Big picture: “materials” don’t decay. When you create your geometry, you specify G4Materials made of G4Element and G4Isotope instances. Those are all “materials,” and they just sit there getting hit by your primaries.

As you know (noted above), when you irradiate your geometry, you can get activation products as secondaries from interaction. Those G4Track objects are identified by particle types which are G4Ions instances, different from G4Isotope above.
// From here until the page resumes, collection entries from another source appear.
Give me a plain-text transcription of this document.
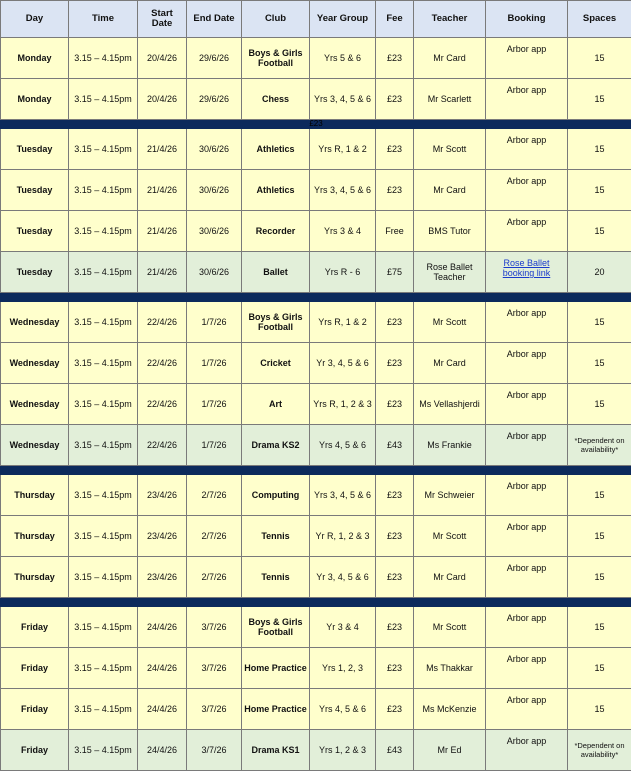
Day	Time	Start Date	End Date	Club	Year Group	Fee	Teacher	Booking	Spaces
Monday	3.15 – 4.15pm	20/4/26	29/6/26	Boys & Girls Football	Yrs 5 & 6	£23	Mr Card	Arbor app	15
Monday	3.15 – 4.15pm	20/4/26	29/6/26	Chess	Yrs 3, 4, 5 & 6	£23	Mr Scarlett	Arbor app	15
£23									
Tuesday	3.15 – 4.15pm	21/4/26	30/6/26	Athletics	Yrs R, 1 & 2	£23	Mr Scott	Arbor app	15
Tuesday	3.15 – 4.15pm	21/4/26	30/6/26	Athletics	Yrs 3, 4, 5 & 6	£23	Mr Card	Arbor app	15
Tuesday	3.15 – 4.15pm	21/4/26	30/6/26	Recorder	Yrs 3 & 4	Free	BMS Tutor	Arbor app	15
Tuesday	3.15 – 4.15pm	21/4/26	30/6/26	Ballet	Yrs R - 6	£75	Rose Ballet Teacher	Rose Ballet booking link	20

Wednesday	3.15 – 4.15pm	22/4/26	1/7/26	Boys & Girls Football	Yrs R, 1 & 2	£23	Mr Scott	Arbor app	15
Wednesday	3.15 – 4.15pm	22/4/26	1/7/26	Cricket	Yr 3, 4, 5 & 6	£23	Mr Card	Arbor app	15
Wednesday	3.15 – 4.15pm	22/4/26	1/7/26	Art	Yrs R, 1, 2 & 3	£23	Ms Vellashjerdi	Arbor app	15
Wednesday	3.15 – 4.15pm	22/4/26	1/7/26	Drama KS2	Yrs 4, 5 & 6	£43	Ms Frankie	Arbor app	*Dependent on availability*

Thursday	3.15 – 4.15pm	23/4/26	2/7/26	Computing	Yrs 3, 4, 5 & 6	£23	Mr Schweier	Arbor app	15
Thursday	3.15 – 4.15pm	23/4/26	2/7/26	Tennis	Yr R, 1, 2 & 3	£23	Mr Scott	Arbor app	15
Thursday	3.15 – 4.15pm	23/4/26	2/7/26	Tennis	Yr 3, 4, 5 & 6	£23	Mr Card	Arbor app	15

Friday	3.15 – 4.15pm	24/4/26	3/7/26	Boys & Girls Football	Yr 3 & 4	£23	Mr Scott	Arbor app	15
Friday	3.15 – 4.15pm	24/4/26	3/7/26	Home Practice	Yrs 1, 2, 3	£23	Ms Thakkar	Arbor app	15
Friday	3.15 – 4.15pm	24/4/26	3/7/26	Home Practice	Yrs 4, 5 & 6	£23	Ms McKenzie	Arbor app	15
Friday	3.15 – 4.15pm	24/4/26	3/7/26	Drama KS1	Yrs 1, 2 & 3	£43	Mr Ed	Arbor app	*Dependent on availability*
It sounds like you want to get event data that includes both beam effects and contaminant backgrounds. That’s not easy, because Geant4 operates on a “particle event” level, not an “activity” level. If you added an atom (G4ions) of one of the radiological contaminants to your event it would certainly decay, but the decay would have a timestamp set by the half-life, probably much later in time than your beam particles.

A better solution would be to construct a background spectrum for each of your known contaminants as separate jobs. Then you can weight each of those spectra according to the measured activity of your target (e.g., from assays of the components), and sum or compare that spectrum with the beam data.

Thank you for your kind suggestion. As the materials are set as un-decayable, I think the adopting parrellel world mode might be a solution to a one-stop simulation.
Regarding the ions, another question comes to my mind. How do Geant4 handle the ionic charge state of the activation products, are they defaultly set as fully ionized right after they are produced from a nuclear reaction?